Van geheimzinnige witjas tot huiskamervriend

Sinds ruim een maand is er sprake van een nieuwe beroepsgroep die avond aan avond wordt geïnterviewd: de virologen, moleculair virologen, moleculair biologen, biochemici en nog wat specialismen waarvan door vrijwel niemand tot voor kort het bestaan werd vermoed. Geheimzinnige specialismen, geheimzinnige beroepen, waarbij we ons nauwelijks iets kunnen voorstellen, anders dan bij  lasser, leraar, accountant of ober.

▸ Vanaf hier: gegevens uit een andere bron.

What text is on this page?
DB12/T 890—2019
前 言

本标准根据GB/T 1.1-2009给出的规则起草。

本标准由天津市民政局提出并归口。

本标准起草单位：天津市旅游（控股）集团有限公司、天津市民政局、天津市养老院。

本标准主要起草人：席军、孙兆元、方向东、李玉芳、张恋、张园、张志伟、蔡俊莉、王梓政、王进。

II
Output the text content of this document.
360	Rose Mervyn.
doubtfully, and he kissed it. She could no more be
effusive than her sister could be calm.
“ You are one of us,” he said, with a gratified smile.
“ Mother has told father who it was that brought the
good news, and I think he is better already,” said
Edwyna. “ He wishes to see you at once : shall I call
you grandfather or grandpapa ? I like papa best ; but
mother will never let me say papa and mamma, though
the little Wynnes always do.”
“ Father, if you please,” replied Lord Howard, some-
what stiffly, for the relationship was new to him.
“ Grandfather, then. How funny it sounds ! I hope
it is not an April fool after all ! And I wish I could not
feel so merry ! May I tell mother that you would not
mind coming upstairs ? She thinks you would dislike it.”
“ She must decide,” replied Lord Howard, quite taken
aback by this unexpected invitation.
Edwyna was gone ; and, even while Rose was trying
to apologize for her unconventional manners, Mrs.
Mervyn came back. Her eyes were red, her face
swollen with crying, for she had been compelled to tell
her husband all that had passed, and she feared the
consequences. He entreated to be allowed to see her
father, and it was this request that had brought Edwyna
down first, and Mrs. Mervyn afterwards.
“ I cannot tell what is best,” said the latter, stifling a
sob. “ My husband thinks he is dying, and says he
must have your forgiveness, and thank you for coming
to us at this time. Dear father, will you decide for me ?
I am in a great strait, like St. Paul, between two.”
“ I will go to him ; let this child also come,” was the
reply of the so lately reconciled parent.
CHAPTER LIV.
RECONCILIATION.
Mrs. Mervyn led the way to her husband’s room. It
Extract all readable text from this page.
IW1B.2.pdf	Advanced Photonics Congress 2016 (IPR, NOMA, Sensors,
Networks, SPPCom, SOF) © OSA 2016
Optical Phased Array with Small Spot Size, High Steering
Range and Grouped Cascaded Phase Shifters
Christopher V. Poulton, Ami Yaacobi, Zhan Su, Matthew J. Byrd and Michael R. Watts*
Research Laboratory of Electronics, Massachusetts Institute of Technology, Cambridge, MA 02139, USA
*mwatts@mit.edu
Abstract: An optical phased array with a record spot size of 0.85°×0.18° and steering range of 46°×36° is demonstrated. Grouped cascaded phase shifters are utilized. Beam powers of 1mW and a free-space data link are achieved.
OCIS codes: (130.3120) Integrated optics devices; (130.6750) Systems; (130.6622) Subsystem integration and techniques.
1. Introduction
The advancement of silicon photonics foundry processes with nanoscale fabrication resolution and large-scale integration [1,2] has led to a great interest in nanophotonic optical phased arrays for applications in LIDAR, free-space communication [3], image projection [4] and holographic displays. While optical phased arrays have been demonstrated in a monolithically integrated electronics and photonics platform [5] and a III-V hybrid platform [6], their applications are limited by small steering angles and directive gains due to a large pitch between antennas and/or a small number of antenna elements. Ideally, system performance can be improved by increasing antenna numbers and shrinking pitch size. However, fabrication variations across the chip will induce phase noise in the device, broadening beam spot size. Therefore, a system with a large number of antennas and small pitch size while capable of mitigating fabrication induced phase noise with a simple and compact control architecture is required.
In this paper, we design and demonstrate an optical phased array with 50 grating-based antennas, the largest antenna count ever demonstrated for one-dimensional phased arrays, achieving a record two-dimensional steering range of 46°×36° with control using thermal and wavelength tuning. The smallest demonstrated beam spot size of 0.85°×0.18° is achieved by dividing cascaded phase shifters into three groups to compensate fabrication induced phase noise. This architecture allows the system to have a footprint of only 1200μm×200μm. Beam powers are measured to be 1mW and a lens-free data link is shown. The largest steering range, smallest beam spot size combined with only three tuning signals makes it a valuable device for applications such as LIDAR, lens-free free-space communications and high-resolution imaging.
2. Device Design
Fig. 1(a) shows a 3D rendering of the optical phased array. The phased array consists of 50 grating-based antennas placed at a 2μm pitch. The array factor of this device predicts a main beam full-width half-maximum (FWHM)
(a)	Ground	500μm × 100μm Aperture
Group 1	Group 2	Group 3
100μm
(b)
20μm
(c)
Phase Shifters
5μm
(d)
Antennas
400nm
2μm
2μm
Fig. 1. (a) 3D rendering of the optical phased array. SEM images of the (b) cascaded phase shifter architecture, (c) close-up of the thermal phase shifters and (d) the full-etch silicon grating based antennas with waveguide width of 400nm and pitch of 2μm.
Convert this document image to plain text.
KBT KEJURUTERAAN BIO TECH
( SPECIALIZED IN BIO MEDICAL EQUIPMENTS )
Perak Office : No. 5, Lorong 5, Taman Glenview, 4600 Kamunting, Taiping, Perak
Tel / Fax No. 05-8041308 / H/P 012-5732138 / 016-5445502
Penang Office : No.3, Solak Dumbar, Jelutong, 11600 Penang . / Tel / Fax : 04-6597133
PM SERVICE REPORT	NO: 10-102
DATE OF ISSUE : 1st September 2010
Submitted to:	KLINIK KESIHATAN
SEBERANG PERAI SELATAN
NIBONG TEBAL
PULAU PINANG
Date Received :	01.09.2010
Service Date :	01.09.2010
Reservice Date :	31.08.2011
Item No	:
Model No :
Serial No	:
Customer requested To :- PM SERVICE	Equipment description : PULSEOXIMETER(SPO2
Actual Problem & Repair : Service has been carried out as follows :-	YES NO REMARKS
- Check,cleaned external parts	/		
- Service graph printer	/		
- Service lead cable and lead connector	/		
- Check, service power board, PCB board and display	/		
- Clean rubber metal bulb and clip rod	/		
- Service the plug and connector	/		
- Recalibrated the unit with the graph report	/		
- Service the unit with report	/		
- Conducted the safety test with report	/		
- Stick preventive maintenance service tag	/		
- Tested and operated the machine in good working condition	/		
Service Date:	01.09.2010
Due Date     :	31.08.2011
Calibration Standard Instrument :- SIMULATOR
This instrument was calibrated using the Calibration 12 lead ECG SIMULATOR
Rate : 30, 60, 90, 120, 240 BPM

Ze verschijnen avond aan avond op televisie, leggen uit, speculeren, stellen gerust of zeggen dat we nog lang niet uit de coronacrisis zijn.

Wie zijn de strijders tegen corona? Lees het coververhaal

In de eerste periode van de het COVID-19 virus werden de (Jaap) van Dissels, (Diederik) Gommersen, (Marion) Koopmansen, (Ernst) Kuipersen en al die anderen met verschuldigde eerbied tegemoetgetreden. De interviewer lag aan hun voeten, in onwetendheid over die kleine beestjes die de wereld doen stilstaan en stond open voor alle wijsheid, alle theorieën, alle potentiële remedies die de professor deed neerdalen. De over het algemeen niet op hun mondje gevallen en nogal zelfbewuste talkshowpresentatoren en actualiteitenprogrammamakers luisterden eerbiedig en stelden nu en dan een vraag. Zoals vroeger in het leslokaal of in de collegezaal.

Maar in luttele weken kan veel gebeuren. De nog maar kort geleden geheimzinnige witjassen worden al bijna als gelijken tegemoetgetreden. Want we zijn inmiddels natuurlijk allemaal viroloog, biochemicus of wat ook geworden. Daar hebben we geen zes of zeven (of meer dan tien, als ze ook nog arts zijn) jaar voor nodig gehad!

Wat zich in deze crisistijd naast veel andere dingen aftekent, is niet minder dan een democratisering van de (bio)medische wetenschap. Alweer een probleem voor post-corona!